Un arbre voyageur
L'amitié qui se noue, se développe et se maintient entre Anna et Milie est le point de départ de ce roman du courage et de la liberté. Le récit d'Anna, qui relate les années de leurs existences proches et pourtant différentes, s'arrête au moment où Millie s'est installée à la campagne avec ses enfants.

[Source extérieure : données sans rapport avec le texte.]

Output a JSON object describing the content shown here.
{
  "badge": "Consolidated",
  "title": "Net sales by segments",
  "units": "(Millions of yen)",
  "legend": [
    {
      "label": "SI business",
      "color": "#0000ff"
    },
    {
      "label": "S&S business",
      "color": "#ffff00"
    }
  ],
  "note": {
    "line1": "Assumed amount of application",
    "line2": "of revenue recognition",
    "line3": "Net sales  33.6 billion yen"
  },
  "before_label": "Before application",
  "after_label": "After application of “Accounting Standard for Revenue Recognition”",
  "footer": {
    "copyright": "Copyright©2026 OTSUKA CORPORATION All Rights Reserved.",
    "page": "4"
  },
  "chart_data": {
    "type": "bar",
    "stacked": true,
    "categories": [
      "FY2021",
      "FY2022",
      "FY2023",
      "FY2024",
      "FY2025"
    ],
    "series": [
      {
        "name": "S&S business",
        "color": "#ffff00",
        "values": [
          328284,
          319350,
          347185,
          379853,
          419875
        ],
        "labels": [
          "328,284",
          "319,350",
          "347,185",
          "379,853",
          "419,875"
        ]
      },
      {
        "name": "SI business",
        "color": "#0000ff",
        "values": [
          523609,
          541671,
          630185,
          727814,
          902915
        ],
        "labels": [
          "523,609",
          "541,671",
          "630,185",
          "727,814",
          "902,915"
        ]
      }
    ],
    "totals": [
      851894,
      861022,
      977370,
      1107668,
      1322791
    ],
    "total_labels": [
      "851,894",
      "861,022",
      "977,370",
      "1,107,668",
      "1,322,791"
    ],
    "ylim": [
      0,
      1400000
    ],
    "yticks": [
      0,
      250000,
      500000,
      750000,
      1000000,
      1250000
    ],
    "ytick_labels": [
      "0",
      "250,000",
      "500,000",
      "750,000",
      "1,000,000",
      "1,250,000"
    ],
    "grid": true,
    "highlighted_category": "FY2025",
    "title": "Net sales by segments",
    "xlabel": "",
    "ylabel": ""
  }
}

La vie de Milie, sa rencontre avec Walter, leur amour, l'intervention des enfants, les souvenirs d'un passé dense et difficile, celle de Fanch qui appartient à ce passé, font suite au récit d'Anna. Rendez-vous furtifs des matins d'hiver, recherche d'un travail, manque d'argent, projets d'un avenir avec Walter, adolescence inquiète de sa fille Véra, ainsi s'ouvre pour Milie l'année 68. Le roman s'achève le 21 Août suivant.
Cet arbre voyageur - qui est peut-être Milie - plonge ses racines dans une honnêteté à la fois orgueilleuse et humble, un entêtement à vivre qui défie le malheur. Son ombre attire et abrite ceux qu'une époque réputée prospère et facile a cruellement oubliés.
°°°°°
"Cette nuit-là, Mille resta chez Walter. Elle se tut sur ce qui les séparait, ne parla ni de Mexico ni de Prague. Il fut debout avec le jour. Ils déjeunèrent, laissant la porte ouverte sur le jardin. La pluie d'orage qui menaçait depuis la veille, tombait en gouttes épaisses dont le bruit sur les feuilles écorchait Milie. Silencieuse, regardant le paysage que cernait le cadre de la porte, représentation ce matin-là du mot douleur. Qui commençait comme douceur par les coloris neutres de la campagne au réveil, vert gris, blanc bleu, terre bleue ciel blanc arbres gris horizon vert et se déroulait en sa dernière syllabe à la consonance mouillée — proche de pleur — partie tranchante du mot qui entrait en Milie comme la pluie dans la terre.